Although Hearn undeniably romanticised and exoticised the place he did so with some justification, since this Irish-Greek man who’d been abandoned by his entire family and travelled the world met and married his wife in Japan, finding at last the home he’d always sought. With hindsight his frequent celebration of the deference and conformity of traditional Japanese society is particularly problematic given that these very traits facilitated and exacerbated Japan’s brutal imperialist ventures over the next fifty years, not to mention the atrocities and exhortations to suicide committed by the Japanese military up to the end of WWII. This is hindsight, though. Hearn wasn’t to know, and his awestruck account of travelling around a place that had been forbidden to foreigners on pain of death only a few years previously is still full of lovely stuff.
Gods
“And the tenth month of our year is called the “No-God-month,” because in that month all the deities leave their temples to assemble in the province of Izumo, at the great temple of Kitzuki… But there are gods with whom it is not desirable to become acquainted. Such are the God of Poverty, and the God of Hunger, and the God of Penuriousness, and the God of Hindrances and Obstacles. These are of dark colour, like the clouds of gloomy days, and their faces are like the faces of gaki. (Note: in modern Japanese gaki means “brat”, but Hearn is referring to hungry ghosts, punished in the afterlife with ceaseless appetite.) … It is said there are two gods who always go together,—Fuku-no-Kami, who is the God of Luck, and Bimbogami, who is the God of Poverty. The first is white, and the second is black.’ ‘Because the last,’ I venture to interrupt, ‘is only the shadow of the first.
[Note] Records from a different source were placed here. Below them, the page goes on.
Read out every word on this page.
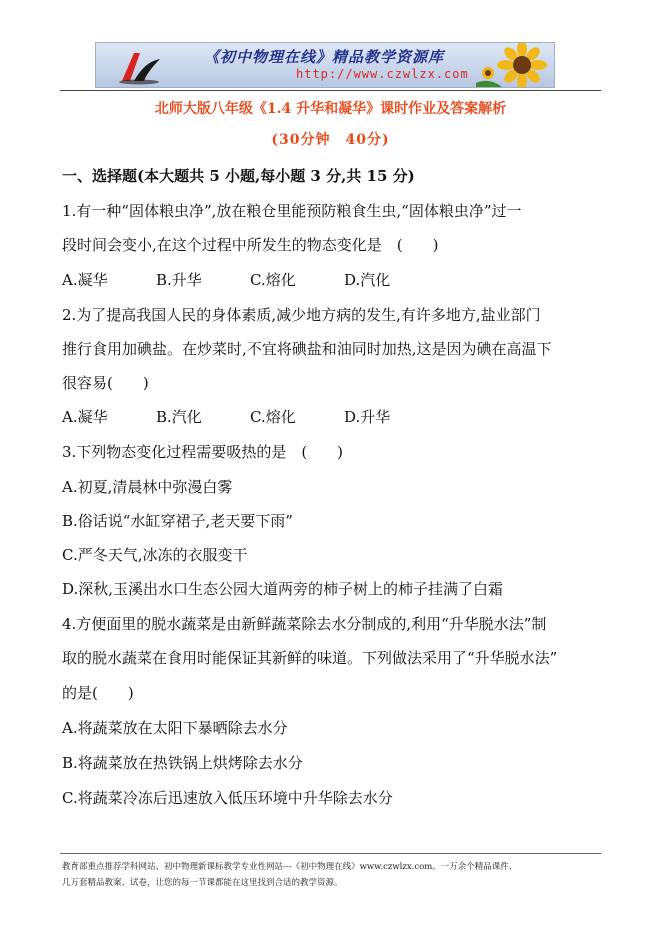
《初中物理在线》精品教学资源库
http://www.czwlzx.com
北师大版八年级《1.4 升华和凝华》课时作业及答案解析
(30分钟　40分)
一、选择题(本大题共 5 小题,每小题 3 分,共 15 分)
1.有一种“固体粮虫净”,放在粮仓里能预防粮食生虫,“固体粮虫净”过一
段时间会变小,在这个过程中所发生的物态变化是　(　　)
A.凝华	B.升华	C.熔化	D.汽化
2.为了提高我国人民的身体素质,减少地方病的发生,有许多地方,盐业部门
推行食用加碘盐。在炒菜时,不宜将碘盐和油同时加热,这是因为碘在高温下
很容易(　　)
A.凝华	B.汽化	C.熔化	D.升华
3.下列物态变化过程需要吸热的是　(　　)
A.初夏,清晨林中弥漫白雾
B.俗话说“水缸穿裙子,老天要下雨”
C.严冬天气,冰冻的衣服变干
D.深秋,玉溪出水口生态公园大道两旁的柿子树上的柿子挂满了白霜
4.方便面里的脱水蔬菜是由新鲜蔬菜除去水分制成的,利用“升华脱水法”制
取的脱水蔬菜在食用时能保证其新鲜的味道。下列做法采用了“升华脱水法”
的是(　　)
A.将蔬菜放在太阳下暴晒除去水分
B.将蔬菜放在热铁锅上烘烤除去水分
C.将蔬菜冷冻后迅速放入低压环境中升华除去水分
教育部重点推荐学科网站、初中物理新课标教学专业性网站---《初中物理在线》www.czwlzx.com。一万余个精品课件、
几万套精品教案、试卷，让您的每一节课都能在这里找到合适的教学资源。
Fuku-no-Kami is the Shadow-caster, and Bimbogami the Shadow.’ … The God of Scarecrows is Sukuna-biko-na-no-Kami.”

Foxes
Fastened to the wall of [the] shrine is a large box full of small clay foxes. The pilgrim who has a prayer to make puts one of these little foxes in his sleeve and carries it home, He must keep it, and pay it all due honour, until such time as his petition has been granted. Then he must take it back to the temple, and restore it to the box, and, if he be able, make some small gift to the shrine…
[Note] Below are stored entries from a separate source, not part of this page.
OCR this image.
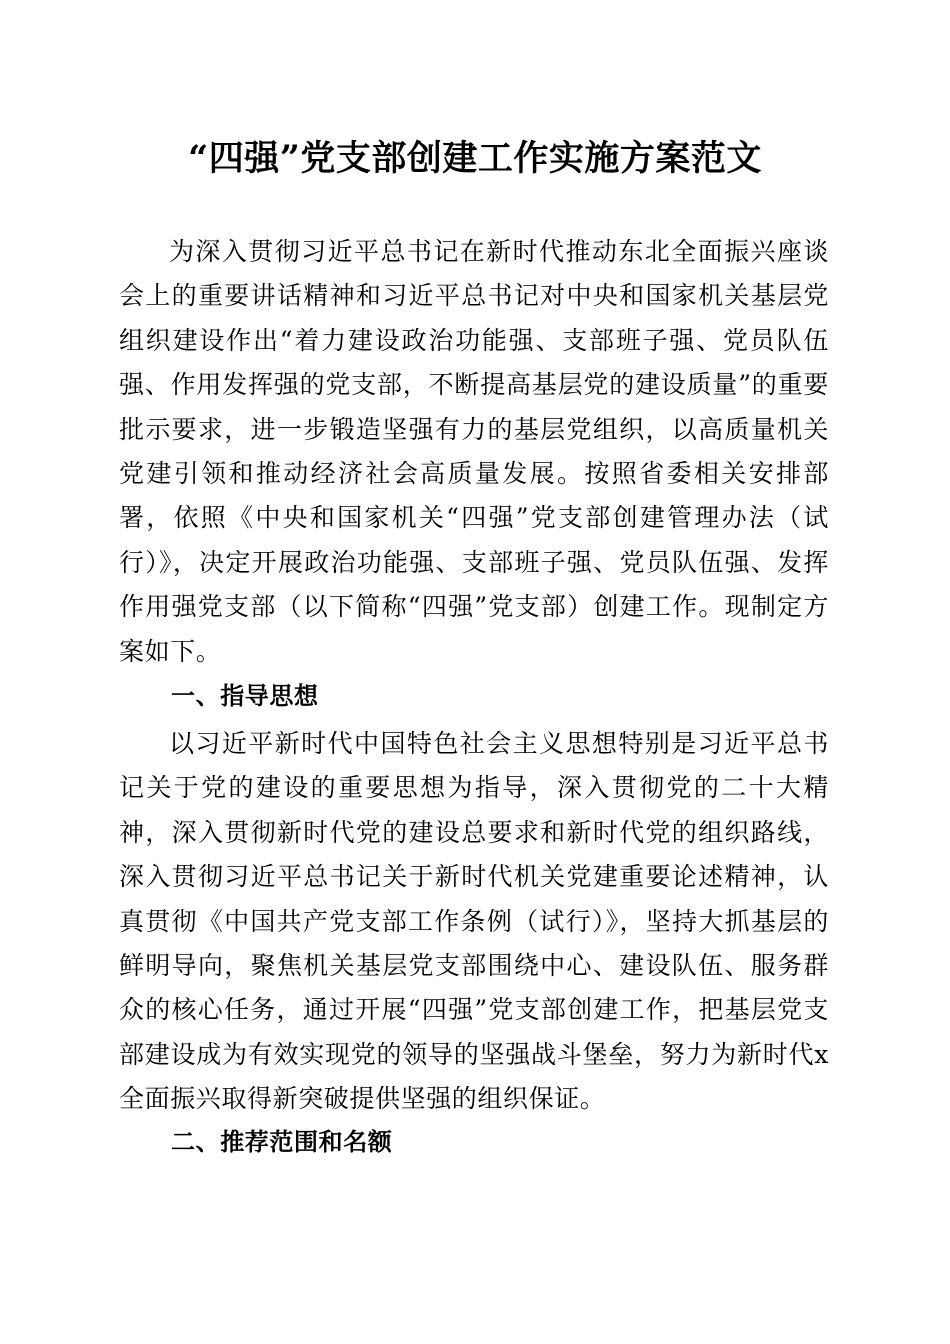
“四强”党支部创建工作实施方案范文
为深入贯彻习近平总书记在新时代推动东北全面振兴座谈会上的重要讲话精神和习近平总书记对中央和国家机关基层党组织建设作出“着力建设政治功能强、支部班子强、党员队伍强、作用发挥强的党支部，不断提高基层党的建设质量”的重要批示要求，进一步锻造坚强有力的基层党组织，以高质量机关党建引领和推动经济社会高质量发展。按照省委相关安排部署，依照《中央和国家机关“四强”党支部创建管理办法（试行）》，决定开展政治功能强、支部班子强、党员队伍强、发挥作用强党支部（以下简称“四强”党支部）创建工作。现制定方案如下。
一、指导思想
以习近平新时代中国特色社会主义思想特别是习近平总书记关于党的建设的重要思想为指导，深入贯彻党的二十大精神，深入贯彻新时代党的建设总要求和新时代党的组织路线，深入贯彻习近平总书记关于新时代机关党建重要论述精神，认真贯彻《中国共产党支部工作条例（试行）》，坚持大抓基层的鲜明导向，聚焦机关基层党支部围绕中心、建设队伍、服务群众的核心任务，通过开展“四强”党支部创建工作，把基层党支部建设成为有效实现党的领导的坚强战斗堡垒，努力为新时代x全面振兴取得新突破提供坚强的组织保证。
二、推荐范围和名额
You approach it through a succession of torii one behind the other: they are of different heights, diminishing in size as they are placed nearer to the temple, and planted more and more closely in proportion to their smallness. Before each torii sit a pair of weird foxes—one to the right and one to the left. The first pair are large as greyhounds; the second two are much smaller; and the sizes of the rest lessen as the dimensions of the torii lessen. At the foot of the wooden steps of the temple there is a pair of very graceful foxes of dark grey stone, wearing pieces of red cloth about their necks. Upon the steps themselves are white wooden foxes—one at each end of each step—each successive pair being smaller than the pair below; and at the threshold of the doorway are two very little foxes, not more than three inches high, sitting on sky-blue pedestals. These have the tips of their tails gilded. Then, if you look into the temple you will see on the left something like a long low table on which are placed thousands of tiny fox-images, even smaller than those in the doorway, having only plain white tails. The pieces of coloured cloth about the necks of the foxes are also votive offerings…
At the rear of almost every Inari temple you will generally find in the wall of the shrine building, one or two feet above the ground, an aperture about eight inches in diameter and perfectly circular. It is often made so as to be closed at will by a sliding plank. This circular orifice is a Fox-hole, and if you find one open, and look within, you will probably see offerings of tofu or other food which foxes are supposed to be fond of. Now the fox for whom such a hole is made is an invisible fox, a phantom fox—the fox respectfully referred to by the peasant as O-Kitsune-San. If he ever suffers himself to become visible, his colour is said to be snowy white.
Dogs and cats

‘Feed a dog for three days,’ says a Japanese proverb, ‘and he will remember your kindness for three years; feed a cat for three years and she will forget your kindness in three days.’